I can confirm Pils' observations. As a result, when I was designing my own XMidiCtrl profile for this plane, I ended up doing direct dataref manipulation instead of using commands. Which, mind you, works fine (as long as it's the "ACT" dataref I'm using and I configure it to set back to zero when I release the button!), but it's "safer" to use commands because then any input limits can be controlled by you, the dev, rather than me guessing what those constraints should be. As an example, take the DH knobs. I can see from turning the knobs by hand that the limits are -20 and 999. But if I hadn't respected those limits in my XMC profile config, the knob will gladly keep going both down and up (and the EADI will happily show numbers above 999, though as expected it does blank below 0).

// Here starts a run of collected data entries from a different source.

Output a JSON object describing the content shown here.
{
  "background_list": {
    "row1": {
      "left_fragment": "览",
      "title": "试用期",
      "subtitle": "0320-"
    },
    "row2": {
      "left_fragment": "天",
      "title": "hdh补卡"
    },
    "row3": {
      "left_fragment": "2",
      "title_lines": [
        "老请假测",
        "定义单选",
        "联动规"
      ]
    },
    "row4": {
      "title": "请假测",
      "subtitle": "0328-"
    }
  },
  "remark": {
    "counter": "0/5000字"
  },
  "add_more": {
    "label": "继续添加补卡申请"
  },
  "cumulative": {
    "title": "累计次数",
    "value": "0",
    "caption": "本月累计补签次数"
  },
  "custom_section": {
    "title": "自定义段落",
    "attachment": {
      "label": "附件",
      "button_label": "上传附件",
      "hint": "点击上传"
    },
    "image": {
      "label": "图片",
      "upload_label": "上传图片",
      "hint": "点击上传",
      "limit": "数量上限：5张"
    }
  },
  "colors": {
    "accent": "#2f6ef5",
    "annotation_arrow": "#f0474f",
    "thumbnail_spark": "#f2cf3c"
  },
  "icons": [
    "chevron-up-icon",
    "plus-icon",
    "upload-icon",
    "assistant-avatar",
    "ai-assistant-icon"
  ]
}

So what this brings to mind is, when you're doing your re-evaluation, consider adding bespoke commands for everything the user may expect to manipulate in the cockpit. And I mean *everything*, which luckily seems like we're already well on our way for (most devs wouldn't add dedicated commands for the coffee maker buttons, but you did!).

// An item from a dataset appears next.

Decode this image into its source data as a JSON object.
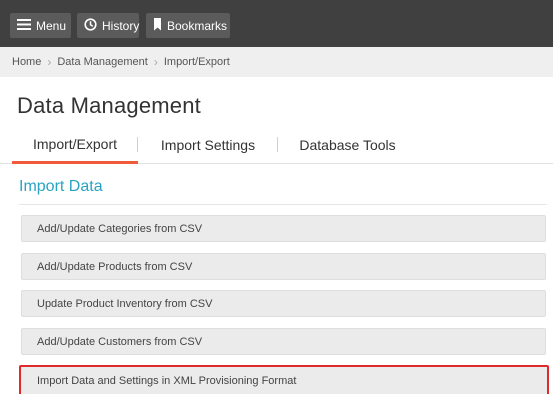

On the bright side, I've learned enough about the datarefs the 733 uses that I'm well on my way to being able to write a "persistence" Lua script (mostly so the lighting knobs are where I left them when I load in...), unless of course you'd like to add that functionality as well, which I would appreciate (but this is not relevant to the topic at hand).

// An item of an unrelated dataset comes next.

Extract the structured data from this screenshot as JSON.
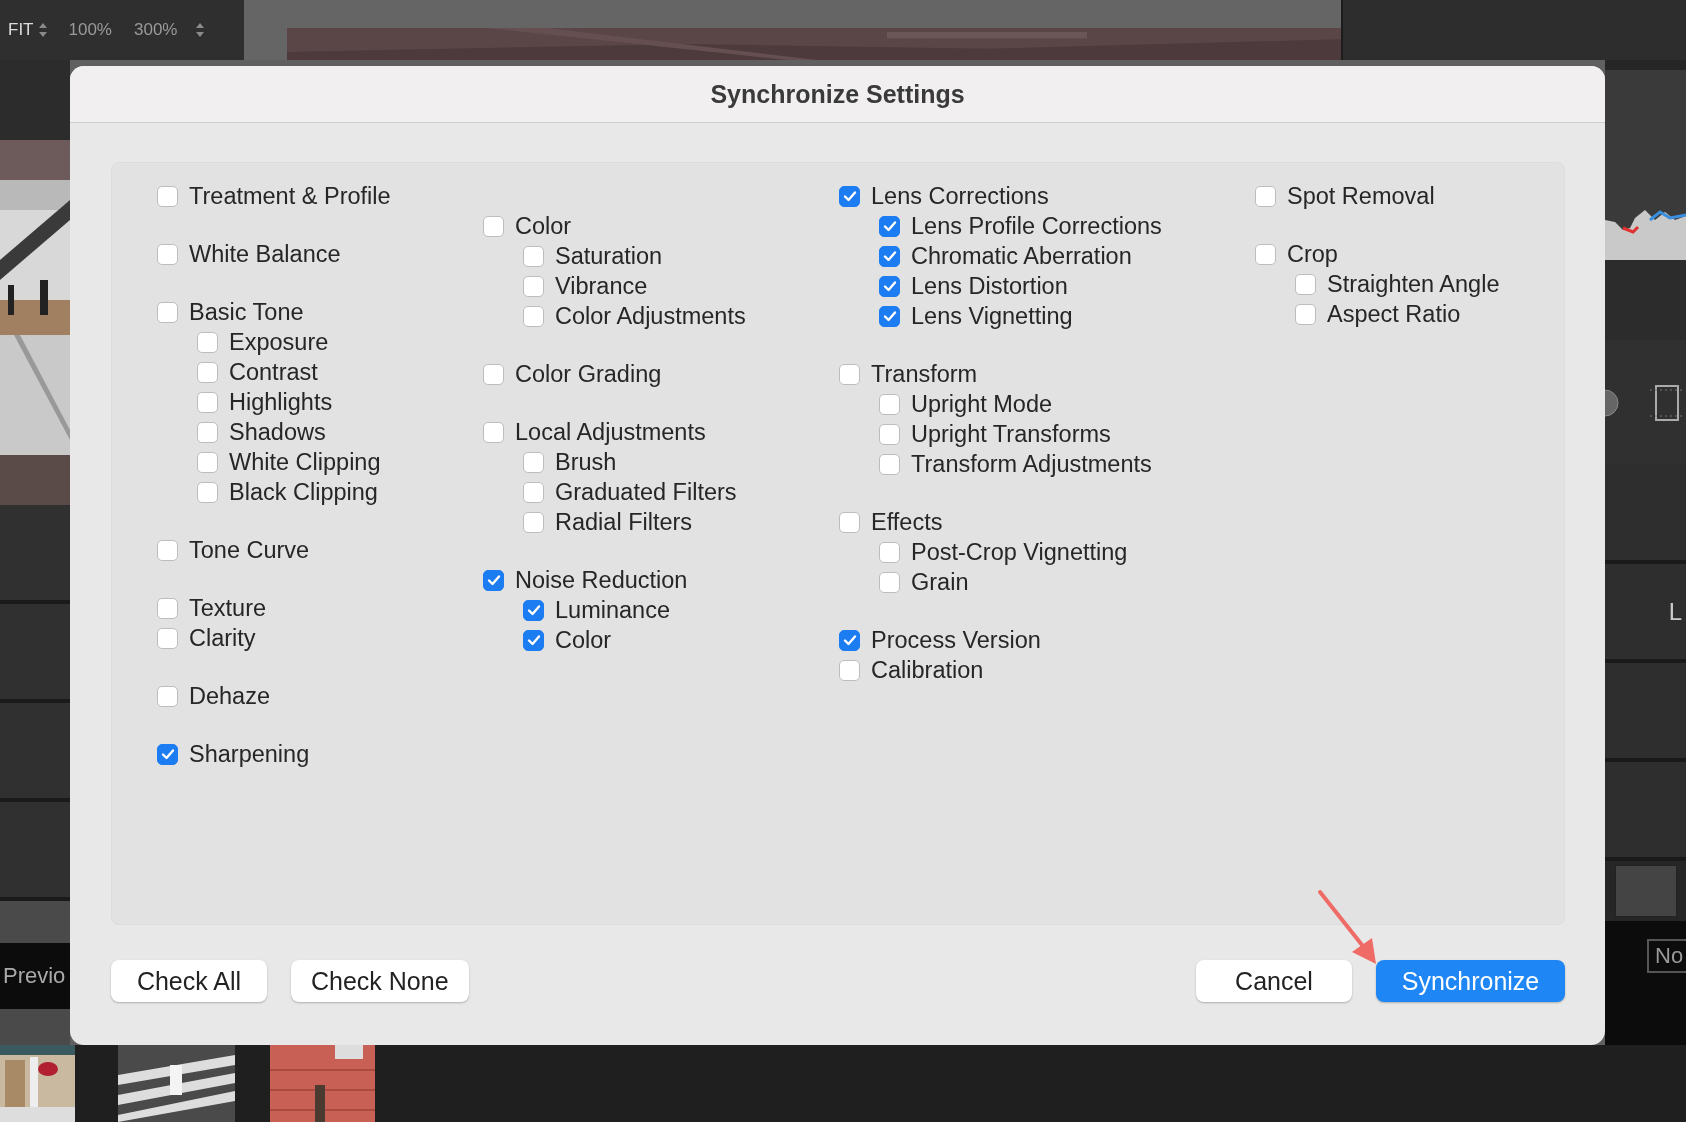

For reference, the commands I specifically noticed weren't working as expected this evening:
All default autopilot commands (like OBS1_up, airspeed_up, etc) would change the relevant value but not animate the MCP knob.
Bespoke commands for MCP buttons (CO_toggle, SPEED_mode_toggle, etc) would press in, but not "press out".
Bespoke commands for the Heading knob specifically I know didn't animate the controls. I did not test the other knobs except VS, which *does* work.
Those are the only ones I tested for sure.